À son retour à Melbourne, Rhyece retournera travailler pour quelque temps pour une entreprise du Bâtiment dans le désert, quittera la maison délabrée dans laquelle il vivait avant de venir en Europe et squattera son Dodge Van pendant quelques nuits, au milieu de ses seuls biens précieux : sa guitare et son ampli.

Après la sortie de ‘’Death Of A Gringo’’ le 10 juillet 2018, qui figurera en bonne place dans notre ‘’Bilan Top Albums’’ en fin d’année, Rhyece nous annonce la sortie prochaine d’un nouvel album, enregistré à Prague pendant la tournée.

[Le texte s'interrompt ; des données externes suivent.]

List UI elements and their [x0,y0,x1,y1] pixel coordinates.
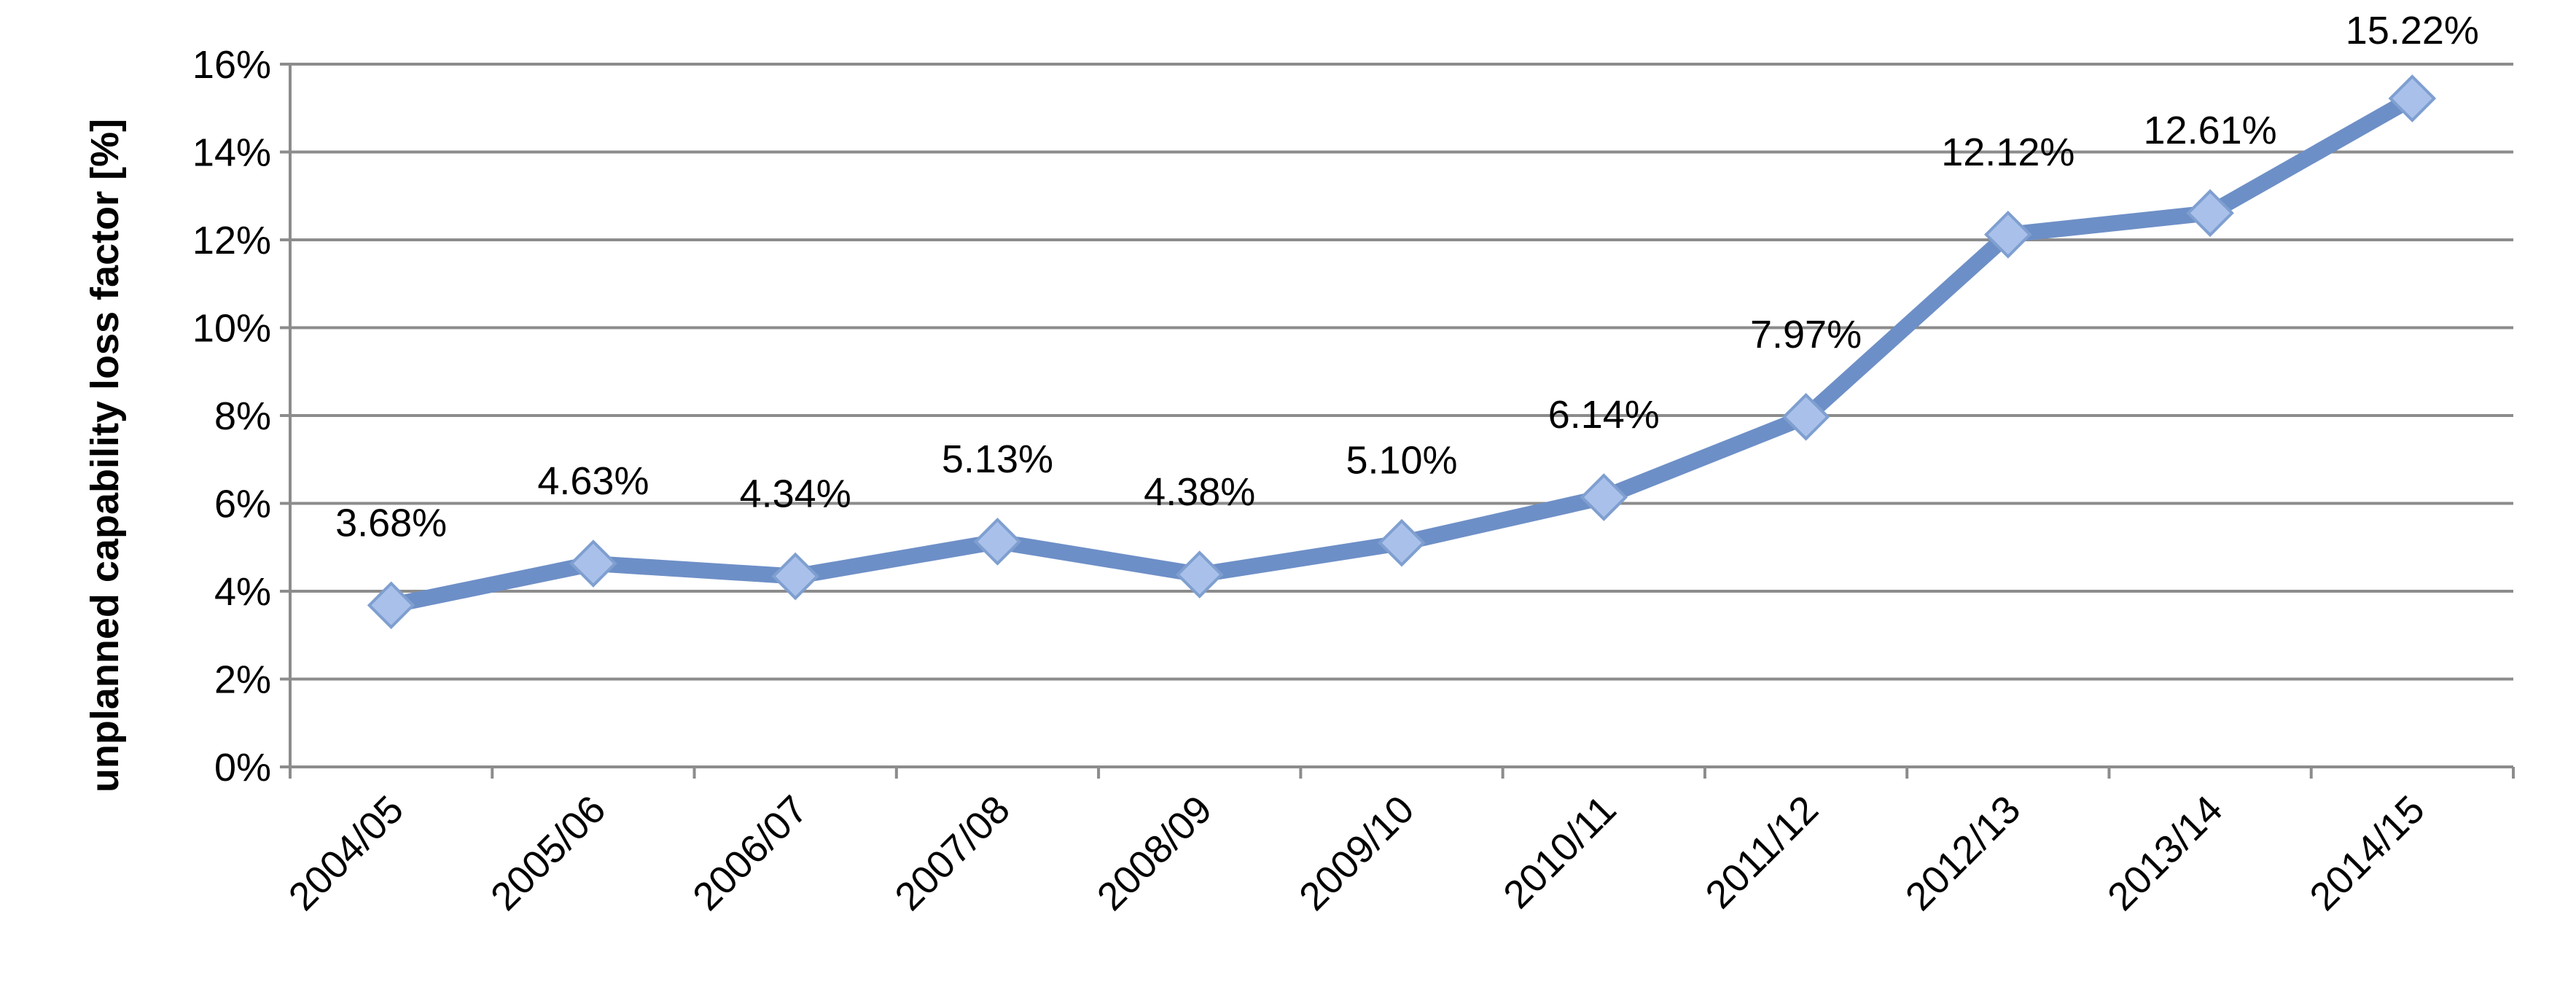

Gageons que le groupe aura trouvé auprès du public européen et français une audience enthousiaste et bienveillante, qu’il dit ne pas avoir en Australie, comme cela fut le cas au Farmer à Lyon (le 6/09) et au Bistro des Tilleuls à Annecy (le 7/09), ‘’nos deux meilleurs concerts de la tournée’’.

A l’époque de la gentrification des grandes villes et de la difficulté des groupes dits ‘’underground’’ de trouver des dates – j’en veux pour preuve le message édifiant du talentueux Romain Humeau (ex-Eiffel) sur les réseaux sociaux ce week-end -, nous sommes très fiers à Songazine de défendre, avec quelques autres résistants passionnés, ce rock lettré qui devrait ‘’être la norme’’ en lieu et place de cette uniformisation déferlante – prônée dans d’autres domaines par McDonald’s et les GAFA – qui façonne les goûts de nos jeunes (et moins jeunes) générations pavloviennes.

Résistons ! Vive le rock !

Thank you guys for your awesome gigs. Love you so much ! Take care !

Alechinsky.

(1) Le Black Star – Live Club a ouvert le 7 septembre. (2) Extrait de l’article ‘’Le destin de la Mécanique Ondulatoire, symbole des difficultés des bars à concerts parisiens’’, par Jean-Baptiste Roch, publié dans Télérama le 8 janvier 2018. (3) Si vous souhaitez découvrir d’incroyables aventures où la faune humaine et animale du bush joue le premier rôle, nous ne saurions trop vous conseiller la lecture de  »La vengeance du wombat et autres histoires du bush » de Kenneth Cook. Merci à nos deux chroniqueuses Julia et Fanny pour ce conseil de lecture. (4) Située à Roche, près de Charleville-Mézières dans les Ardennes, où le poète a passé une grande partie de son enfance, et écrit ‘’Une saison en enfer’’. La maison reconstruite a été rachetée par Patti Smith en 2017.